As the first point we should start by discussing Photoshop’s ability for designing logos in comparison to the other Adobe products which are specifically made for the job such as Illustrator. Photoshop is, as it’s primary use an image manipulation tool, but it comes packaged with so many extras that the tools enable you to use it for many different areas, but this doesn’t mean that you should use it just because you can. Illustrator is the best program for creating professional, print-ready, scalable logos. If, like me, you are much more experienced in Photoshop than Illustrator, and can work at a faster pace through using Photoshop. Try using Photoshop for the concept work and then create your final logo in Illustrator.
2) Vector vs Raster
The danger of using Photoshop for logos is that you can creep in raster images and effects into your logo work. Remember that your finished logo needs to be scalable and avoid using raster images unless you know you can achieve the same look by creating a vector version at a later stage.
3) Tiny Logos
Logos still need to work well when they are tiny. Check the concept you are creating can still be viewed and understood at a small size. Many websites carry logos of supporters in their footers and this is probably the smallest / lowest quality a logo will need to be. For this purpose check that your logo is still clear at 160 x 60 pixels at 72dpi (or similar proportions dependent on shape).
4) Black and White
Most people spend a lot of time determining the colours used in their logos, but does your logo still look good in black and white? Try turning the elements of your logo to just black and white or black and tints of black and check that your concept is still clear and conveys your idea clearly. Logos are normally required to have a black and white version, you may also wish to consider how the final logo will look when both the colour and black and white version are photocopied.
5) Choosing Fonts
Photoshop will allow you to combine as many fonts as you like, this doesn’t mean you necessarily should! Unless you are a seasoned typographer try sticking to perhaps just 2 fonts, one for the logo and another or a different weight of the same font for the strap line. Stay away from using fancy fonts in capitals as this is often hard to read.

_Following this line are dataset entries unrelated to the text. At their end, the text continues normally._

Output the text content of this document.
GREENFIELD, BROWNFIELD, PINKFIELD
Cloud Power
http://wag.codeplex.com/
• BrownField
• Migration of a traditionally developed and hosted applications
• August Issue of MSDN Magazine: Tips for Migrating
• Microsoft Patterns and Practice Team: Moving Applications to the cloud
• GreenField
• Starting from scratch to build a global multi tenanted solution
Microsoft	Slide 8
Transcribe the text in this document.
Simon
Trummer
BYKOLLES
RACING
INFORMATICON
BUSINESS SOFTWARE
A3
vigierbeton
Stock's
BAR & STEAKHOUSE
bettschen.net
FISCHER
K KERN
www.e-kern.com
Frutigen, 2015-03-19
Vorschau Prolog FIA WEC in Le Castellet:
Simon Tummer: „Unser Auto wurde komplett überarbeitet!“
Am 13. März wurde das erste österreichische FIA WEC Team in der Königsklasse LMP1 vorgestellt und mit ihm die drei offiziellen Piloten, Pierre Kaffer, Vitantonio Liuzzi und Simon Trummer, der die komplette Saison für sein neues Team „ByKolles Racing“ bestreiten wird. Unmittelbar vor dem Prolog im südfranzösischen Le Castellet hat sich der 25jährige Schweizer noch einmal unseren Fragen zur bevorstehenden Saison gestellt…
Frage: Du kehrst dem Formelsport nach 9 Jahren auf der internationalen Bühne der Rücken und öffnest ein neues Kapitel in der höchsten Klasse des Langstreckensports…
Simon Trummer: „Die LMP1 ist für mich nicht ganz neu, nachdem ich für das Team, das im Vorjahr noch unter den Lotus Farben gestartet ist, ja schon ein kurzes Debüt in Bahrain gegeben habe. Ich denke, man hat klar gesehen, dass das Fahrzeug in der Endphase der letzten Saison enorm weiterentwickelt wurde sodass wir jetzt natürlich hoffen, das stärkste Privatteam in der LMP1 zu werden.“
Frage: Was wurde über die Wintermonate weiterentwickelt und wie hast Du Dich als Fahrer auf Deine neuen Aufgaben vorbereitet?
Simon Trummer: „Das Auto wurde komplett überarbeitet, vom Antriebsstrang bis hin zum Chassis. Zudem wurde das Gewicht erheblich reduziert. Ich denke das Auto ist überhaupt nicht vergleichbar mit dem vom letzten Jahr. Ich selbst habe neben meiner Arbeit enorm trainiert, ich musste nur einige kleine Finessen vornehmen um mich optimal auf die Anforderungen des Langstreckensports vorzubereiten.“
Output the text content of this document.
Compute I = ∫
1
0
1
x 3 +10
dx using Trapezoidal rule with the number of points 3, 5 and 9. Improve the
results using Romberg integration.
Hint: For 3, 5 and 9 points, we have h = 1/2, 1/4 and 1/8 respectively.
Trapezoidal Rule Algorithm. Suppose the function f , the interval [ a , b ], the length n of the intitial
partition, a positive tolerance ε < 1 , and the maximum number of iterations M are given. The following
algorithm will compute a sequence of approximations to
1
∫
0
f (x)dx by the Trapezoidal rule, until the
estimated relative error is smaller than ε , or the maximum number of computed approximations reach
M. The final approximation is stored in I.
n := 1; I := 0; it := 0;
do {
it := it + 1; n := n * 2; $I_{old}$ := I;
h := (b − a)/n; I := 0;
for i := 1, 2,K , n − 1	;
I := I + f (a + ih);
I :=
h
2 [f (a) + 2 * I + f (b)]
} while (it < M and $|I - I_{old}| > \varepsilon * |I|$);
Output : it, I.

You’re not trying to create a pretty picture, remember your mark needs to be strong enough to stand out, try using 1 or 2 colours and tints of these colours if you want to use a wider range.
Who are the audience? Who does business or organisation represent and who are their customers or clients? Just because you like a particular font or style is not enough reason to use it. Bare in mind your audience, a logo should be able to convey the personality of the organisation. Try if you can to think about what your first thoughts would be if you were first presented your design by somebody else. If you find this hard to do, try coming back to your initial designs several hours or days later if possible. It will help you to form a ‘first look’ opinion and you will find it easier to both discount ideas but evaluate the styling and see what needs changing.
Where will your logo end up? A shopfront, website, billboard? Think about the intended application of your final logo. Does this dictate the shape at all? Try the logo when it’s still a concept on a variety of appliactions to see how it will look in situe.
9) Stock icons
Avoid using stock icons in your logo design work. It may prove an easy option to download and use, but bare in mind that these same stock icons are available to thousands of designers. It won’t be long before you, or your client, see it being used elsewhere. Can the mark really be that appropriate if it can easily be used for something else?
Make sure your logo stands out from the crowd. Avoid making the logo similar in design or in colour to competitors, the mark needs to shout about the individual business or organisation not the sector its in. If you can find a design that is symbolic and individual and then base the styling on the individual idea rather than a particular style trend you will find that you have a long lasting design that won’t go out of fashion.